The adequate endometrial thickness should be between 6 mm - 12 mm. In this index patient who missed three doses of estradiol valerate, which resulted in shrinkage of the endometrium, withdrawal bleeding and which was supposed to lead to the cancellation of the procedure, was salvaged by giving Leuprolide acetate 3.75 mg and increasing the dose of estradiol valerate. This intervention led to cessation of the bleeding and also it helped to regenerate the endometrium as the endometrial thickness before the embryo transfer was 10.8 mm which is within the normal range of endometrial thickness needed for implantation to occur. This intervention is a novel one that has not been reported previously as there are few literatures if any concerning the intervention that was done to continue with the IVF process.

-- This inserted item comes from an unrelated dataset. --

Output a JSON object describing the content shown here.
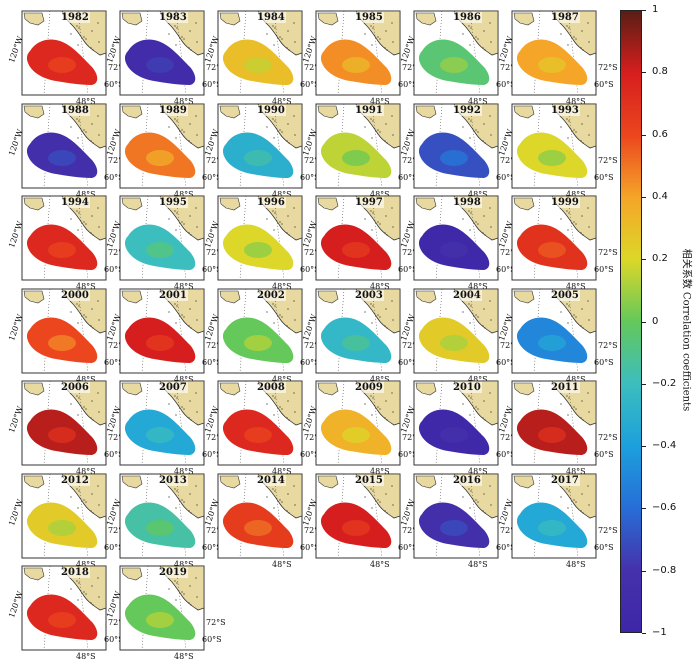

Furthermore, the threatened miscarriage that was experienced by the index patient at 11 weeks + 5 days could have resulted from any other causes of miscarriage such as hormonal imbalance, issues with implantation resulting from poor vascular development in the uterus and not necessarily from suboptimal uterine preparation as the endometrial thickness before embryo transfer was within the normal range.
For this patient that had this novel intervention, achieving implantation and delivery with good feto maternal outcome is worthy of note.
4. Conclusion
Breakthrough bleeding can greatly influence the progress of the IVF procedure and can lead to cancellation of the cycle. Patients should be adequately counselled on compliance with their medications.
Consent
Informed consent was obtained from the patient before publication of this case report.